Die Erstellung eines Online-Shops beginnt nicht mit Technik – sondern mit der richtigen Strategie.

Neben Faktoren wie Budget, Skalierbarkeit und Zielgruppe ist vor allem die Wahl des passenden Shopsystems entscheidend. Die drei dominierenden Lösungen sind:

  • Shopify (SaaS):
    SaaS steht für Software as a Service – ein Modell, bei dem Softwareanwendungen über das Internet (Cloud) bereitgestellt werden, statt lokal installiert zu sein.
  • WooCommerce (WordPress/Open Source):
    WooCommerce ist ein kostenloses, quelloffenes (Open Source) E-Commerce-Plugin für WordPress, das jede Website in einen voll funktionsfähigen Onlineshop verwandelt.
  • Shopware (Enterprise/flexibel skalierbar):
    Ein in Deutschland entwickeltes, modulares E-Commerce-System, das durch hohe Flexibilität und Stabilität mit den Anforderungen von Unternehmen mitwächst.

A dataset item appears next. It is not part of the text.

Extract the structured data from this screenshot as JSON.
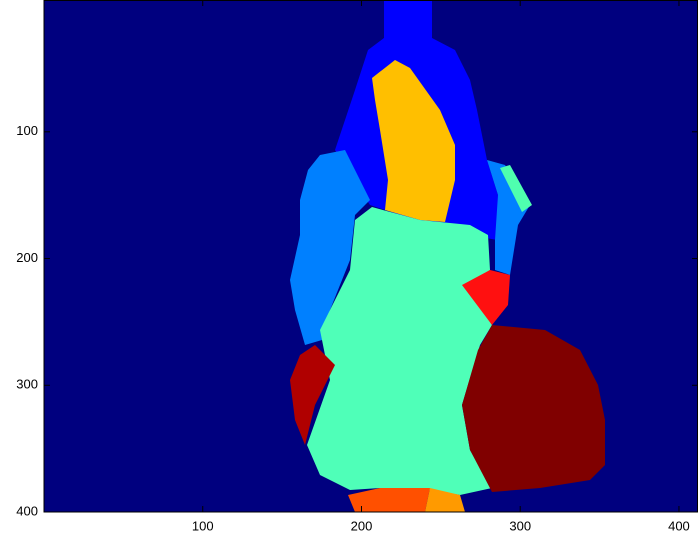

Dieser Guide kombiniert Praxiswissen aus unserer Agentur mit aktuellen Marktvergleichen, um eine fundierte Entscheidung zu ermöglichen.

Was ist ein Shopsystem - und warum ist die Wahl entscheidend?

Ein Shopsystem ist die technische Grundlage eines Online-Shops

Es steuert:

  • Produktverwaltung
  • Zahlungsabwicklung
  • Bestellprozesse
  • Lagerverwaltung

Moderne Systeme integrieren oft auch Marketing- und Analysefunktionen.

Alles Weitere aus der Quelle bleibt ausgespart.